The work is: audit your stock, identify your candidates, build your lender relationships, and start the conversations. It’s not a quick fix. But it’s a real one.
The MHP Due Diligence Playbook is the complete system for analyzing mobile home park acquisitions — including home stock assessment, infrastructure evaluation, utility due diligence, and financial underwriting. 10 video modules, a 55-page checklist, and 9 plug-and-play templates.
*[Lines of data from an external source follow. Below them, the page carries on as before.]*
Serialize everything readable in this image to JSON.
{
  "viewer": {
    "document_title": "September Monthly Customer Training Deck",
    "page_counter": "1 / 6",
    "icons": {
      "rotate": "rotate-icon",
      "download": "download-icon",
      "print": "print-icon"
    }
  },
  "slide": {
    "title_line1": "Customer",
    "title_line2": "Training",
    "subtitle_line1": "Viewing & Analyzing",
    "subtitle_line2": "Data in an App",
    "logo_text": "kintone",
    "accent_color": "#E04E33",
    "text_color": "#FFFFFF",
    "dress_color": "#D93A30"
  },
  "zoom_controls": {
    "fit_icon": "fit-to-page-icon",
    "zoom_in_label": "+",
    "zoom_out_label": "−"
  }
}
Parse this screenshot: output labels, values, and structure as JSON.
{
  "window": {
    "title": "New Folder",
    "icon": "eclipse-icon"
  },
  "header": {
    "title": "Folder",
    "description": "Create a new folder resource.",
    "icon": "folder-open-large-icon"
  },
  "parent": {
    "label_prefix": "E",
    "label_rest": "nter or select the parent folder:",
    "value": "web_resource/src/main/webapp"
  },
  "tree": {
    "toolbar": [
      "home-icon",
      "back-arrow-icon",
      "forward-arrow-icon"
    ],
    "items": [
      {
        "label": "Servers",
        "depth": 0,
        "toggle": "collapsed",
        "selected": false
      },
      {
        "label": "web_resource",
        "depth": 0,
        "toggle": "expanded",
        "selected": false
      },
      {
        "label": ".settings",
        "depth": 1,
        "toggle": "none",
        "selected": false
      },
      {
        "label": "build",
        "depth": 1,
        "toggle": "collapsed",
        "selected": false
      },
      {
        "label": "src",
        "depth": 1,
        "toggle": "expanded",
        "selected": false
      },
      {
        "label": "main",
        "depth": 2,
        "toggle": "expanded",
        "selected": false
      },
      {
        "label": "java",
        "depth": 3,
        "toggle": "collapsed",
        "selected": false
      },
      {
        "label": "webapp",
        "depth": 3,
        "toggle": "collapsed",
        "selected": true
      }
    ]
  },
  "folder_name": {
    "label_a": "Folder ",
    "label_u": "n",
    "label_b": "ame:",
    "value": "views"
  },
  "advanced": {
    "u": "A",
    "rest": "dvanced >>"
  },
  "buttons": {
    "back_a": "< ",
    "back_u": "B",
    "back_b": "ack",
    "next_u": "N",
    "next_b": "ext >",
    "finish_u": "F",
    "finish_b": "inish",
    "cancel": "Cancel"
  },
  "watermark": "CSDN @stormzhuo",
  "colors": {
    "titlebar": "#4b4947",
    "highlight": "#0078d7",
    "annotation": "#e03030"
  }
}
Don’t evaluate another deal without it.
Frequently Asked Questions
What is chattel lending for manufactured homes?
Chattel lending is a personal property loan used to finance manufactured homes that sit on leased land (like a lot inside a mobile home park). Because the home isn’t permanently attached to owned land, it can’t be financed with a conventional real estate mortgage. Chattel loans typically have higher interest rates (7-10%) and shorter terms (15-20 years) than conventional mortgages. The three major chattel lenders for manufactured homes are 21st Mortgage, Triad Financial Services, and Vanderbilt Mortgage.
How does the new FHFA credit scoring change affect mobile home park residents?
FHFA’s April 22, 2026 announcement requires Fannie Mae and Freddie Mac to accept VantageScore and FICO 10T credit scoring models, which incorporate rental payment history and utility payments. For mobile home park residents who’ve been consistently paying lot rent but had thin traditional credit files, this may meaningfully increase their credit scores — potentially qualifying them for manufactured home financing they couldn’t previously access.
What is the typical cost to replace an aging manufactured home in a land-lease community?
A new HUD-code manufactured home ranges from $60,000–$130,000+ depending on size (single-wide vs. double-wide), manufacturer, and features. Set-up and installation costs typically add $5,000–$15,000. When residents finance through chattel lenders, the operator doesn’t front this cost — the resident carries the loan. The operator’s benefit is an upgraded home on the lot, which supports higher lot rents over time.
Which states have the highest concentration of aging manufactured home stock?
The Southeast has particularly high concentrations of older manufactured homes, including North Carolina, South Carolina, Georgia, Tennessee, Alabama, and Mississippi. Many mobile home parks in these states were built in the 1960s-1980s and still have significant pre-1990 home stock on occupied lots. This is a key due diligence item for any operator or investor evaluating communities in these markets.
How should mobile home park operators approach residents about home upgrades?
The most effective approach is transparent and genuinely helpful — not sales-y. Informing residents about financing programs, connecting them with lenders, and explaining what’s available respects their autonomy while opening a door they may not have known existed. High-pressure tactics backfire in close-knit mobile home park communities. Build trust first. The residents who want new homes will find their way to the conversation.